While one half of the roof is dedicated to generating hot water, the other half is our electric power plant.
A roof has traditionally been designed to protect the interior of a house by keeping the weather, birds, leaves, etc. out. It is usually the largest surface area as well. Why not put it to work?
In our case, the roof has been "solarized." When you start from scratch, the architect can meld the various functions into the overall design. There are no shingles--actually, it's shingled in glass which covers the solar thermal panels and is part of the photovoltaic panels.
This is a view of work on the south-facing roof taken in the late fall. It took about three weeks to ever-so-carefully get it in place. Only the leaves fell.

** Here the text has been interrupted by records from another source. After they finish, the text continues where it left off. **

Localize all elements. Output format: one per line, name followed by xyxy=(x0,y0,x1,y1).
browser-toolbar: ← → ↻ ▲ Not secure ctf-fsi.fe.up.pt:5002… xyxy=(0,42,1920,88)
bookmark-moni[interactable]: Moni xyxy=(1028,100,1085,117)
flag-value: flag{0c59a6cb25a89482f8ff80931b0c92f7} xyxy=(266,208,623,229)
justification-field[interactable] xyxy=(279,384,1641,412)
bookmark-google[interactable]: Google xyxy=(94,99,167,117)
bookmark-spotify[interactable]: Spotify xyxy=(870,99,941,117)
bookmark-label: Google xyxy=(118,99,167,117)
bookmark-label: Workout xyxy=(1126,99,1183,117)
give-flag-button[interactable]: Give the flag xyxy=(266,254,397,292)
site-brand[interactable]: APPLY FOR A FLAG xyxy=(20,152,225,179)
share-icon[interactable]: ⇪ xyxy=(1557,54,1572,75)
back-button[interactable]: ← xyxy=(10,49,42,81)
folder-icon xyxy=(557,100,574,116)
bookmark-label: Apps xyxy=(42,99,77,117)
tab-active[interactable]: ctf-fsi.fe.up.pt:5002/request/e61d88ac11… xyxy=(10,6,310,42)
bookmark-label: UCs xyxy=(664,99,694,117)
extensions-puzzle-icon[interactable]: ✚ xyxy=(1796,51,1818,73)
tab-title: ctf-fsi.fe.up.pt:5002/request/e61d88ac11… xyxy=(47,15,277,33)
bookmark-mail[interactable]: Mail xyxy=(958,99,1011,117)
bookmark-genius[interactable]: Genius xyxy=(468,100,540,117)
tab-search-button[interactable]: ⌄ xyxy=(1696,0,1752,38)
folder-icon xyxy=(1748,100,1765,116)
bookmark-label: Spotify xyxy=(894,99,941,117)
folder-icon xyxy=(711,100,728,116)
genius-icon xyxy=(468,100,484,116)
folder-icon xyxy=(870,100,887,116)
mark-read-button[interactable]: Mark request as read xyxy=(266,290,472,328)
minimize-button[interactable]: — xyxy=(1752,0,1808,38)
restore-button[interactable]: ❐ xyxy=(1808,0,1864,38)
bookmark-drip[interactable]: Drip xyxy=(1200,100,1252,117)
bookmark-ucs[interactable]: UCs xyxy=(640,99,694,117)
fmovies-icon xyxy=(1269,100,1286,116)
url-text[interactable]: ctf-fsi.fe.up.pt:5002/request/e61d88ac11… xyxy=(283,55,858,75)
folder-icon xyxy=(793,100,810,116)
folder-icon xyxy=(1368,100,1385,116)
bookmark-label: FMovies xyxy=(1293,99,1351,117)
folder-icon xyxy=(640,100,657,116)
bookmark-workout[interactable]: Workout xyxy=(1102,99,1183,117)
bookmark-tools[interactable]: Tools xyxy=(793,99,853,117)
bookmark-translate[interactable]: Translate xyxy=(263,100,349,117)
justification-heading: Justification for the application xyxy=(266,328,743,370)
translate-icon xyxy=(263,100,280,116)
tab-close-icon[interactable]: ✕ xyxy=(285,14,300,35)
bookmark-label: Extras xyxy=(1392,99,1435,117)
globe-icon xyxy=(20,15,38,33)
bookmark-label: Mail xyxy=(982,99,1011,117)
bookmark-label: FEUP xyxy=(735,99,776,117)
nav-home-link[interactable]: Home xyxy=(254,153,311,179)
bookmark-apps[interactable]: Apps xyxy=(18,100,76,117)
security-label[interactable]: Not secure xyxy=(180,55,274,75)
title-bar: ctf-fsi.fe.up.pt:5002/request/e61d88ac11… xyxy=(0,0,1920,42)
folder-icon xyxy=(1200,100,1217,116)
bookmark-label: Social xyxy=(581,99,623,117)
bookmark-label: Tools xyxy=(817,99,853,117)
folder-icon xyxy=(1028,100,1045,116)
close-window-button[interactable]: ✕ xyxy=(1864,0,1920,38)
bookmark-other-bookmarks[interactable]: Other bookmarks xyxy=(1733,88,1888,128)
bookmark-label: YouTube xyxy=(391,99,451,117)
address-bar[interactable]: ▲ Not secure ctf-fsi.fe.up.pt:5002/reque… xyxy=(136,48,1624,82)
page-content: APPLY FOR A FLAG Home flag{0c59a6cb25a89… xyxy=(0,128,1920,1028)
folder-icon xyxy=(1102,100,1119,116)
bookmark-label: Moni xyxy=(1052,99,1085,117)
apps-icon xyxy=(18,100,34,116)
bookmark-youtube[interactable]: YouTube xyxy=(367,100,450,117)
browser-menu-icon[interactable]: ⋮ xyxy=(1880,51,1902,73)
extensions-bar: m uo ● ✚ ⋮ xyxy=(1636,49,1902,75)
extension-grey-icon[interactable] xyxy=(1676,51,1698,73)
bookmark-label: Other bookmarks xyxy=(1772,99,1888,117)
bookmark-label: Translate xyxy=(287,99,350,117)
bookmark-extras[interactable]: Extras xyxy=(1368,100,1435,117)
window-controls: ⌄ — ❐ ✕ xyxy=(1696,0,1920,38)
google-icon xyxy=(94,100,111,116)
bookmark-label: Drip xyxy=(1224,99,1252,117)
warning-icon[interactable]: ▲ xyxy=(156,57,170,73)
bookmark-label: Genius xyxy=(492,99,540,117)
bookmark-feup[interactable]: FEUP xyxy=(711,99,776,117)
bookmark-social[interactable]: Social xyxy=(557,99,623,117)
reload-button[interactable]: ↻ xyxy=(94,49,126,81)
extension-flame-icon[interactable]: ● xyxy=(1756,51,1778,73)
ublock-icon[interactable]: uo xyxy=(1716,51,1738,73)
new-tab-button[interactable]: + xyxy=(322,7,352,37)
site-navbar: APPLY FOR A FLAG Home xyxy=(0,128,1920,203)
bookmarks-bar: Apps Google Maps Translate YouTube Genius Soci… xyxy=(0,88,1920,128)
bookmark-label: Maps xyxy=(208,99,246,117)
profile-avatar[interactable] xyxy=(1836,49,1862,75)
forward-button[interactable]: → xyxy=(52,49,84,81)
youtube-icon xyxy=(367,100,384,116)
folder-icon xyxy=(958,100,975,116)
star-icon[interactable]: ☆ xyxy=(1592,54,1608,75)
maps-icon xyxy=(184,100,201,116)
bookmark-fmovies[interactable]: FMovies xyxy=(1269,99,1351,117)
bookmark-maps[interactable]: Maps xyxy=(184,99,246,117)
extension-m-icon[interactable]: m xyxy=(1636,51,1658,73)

Sixteen 4'x6' panels provide 4200 watts of DC power at 48 volts to an inverter in the basement. They are essentially designed for commercial use and were built by ASE of Billerica, MA (formerly Mobil Solar). The inverter's output is 240 volts ac. We anticipate generating in excess of 4 megWhrs on an annual basis.
During our first day hooked up to the sun, the inverter's output reached 3.9 kW (we came online at 12:30 p.m., March 3, 1995). Several days later, the digital meter displayed 4.01 kW - only a 5% reduction from the rated power of the panels. The diagram to the right is a modification of a graphic from Michael Potts.
Central Maine Power installed two meters, one to measure consumption of grid power and the other to register our excess production. The consumption meter reduces its spin-rate noticeably or stops completely when our inverter's output is added to the mix. Maine is an "annualized net metering" state which means any surplus generated on a monthly basis goes into a 'bank' that we can use during the lean winter months. In 2001, the 'bank' had more than 500 kWhr available for late fall/winter use. We essentially pay nothing for electricity...just a monthly hookup charge of approximately $8.00.
Our first Trace inverter was installed near the end of September, 1996 after the previous inverter (by another manufacturer) failed four times in a year and a half. In my book it's "four strikes and you're out!" The Trace was a pure sine wave inverter (SW5548UPV) capable of handling the 4200 watt input from the PV array. It weighed around 150 pounds and that made lifting and attachment to the plywood wall a bear of an event. In several maintenance trips to Trace, it suffered the indignity of a bent frame and balky internal fans. It has served us well (still works) but it was time to move on to a newer model that promised greater flexibility.
We upgraded our conversion of DC to AC on September 8th, 2001, by installing two Trace Sun Tie Inverters. These inverters were a disappointment - failing to live up to expectations.
On September 30, 2002 (one year later), the Sun Ties were upgraded to the XR versions and to date they are a considerable improvement.
On our building plans we located a site for a wind generator - in case we want to expand our generating capacity. During the winter, there is quite a brisk nor'westerly that would more than compensate for that season's reduced solar gain. However, since I am in surplus on an annual basis, there seems no point in adding a wind turbine.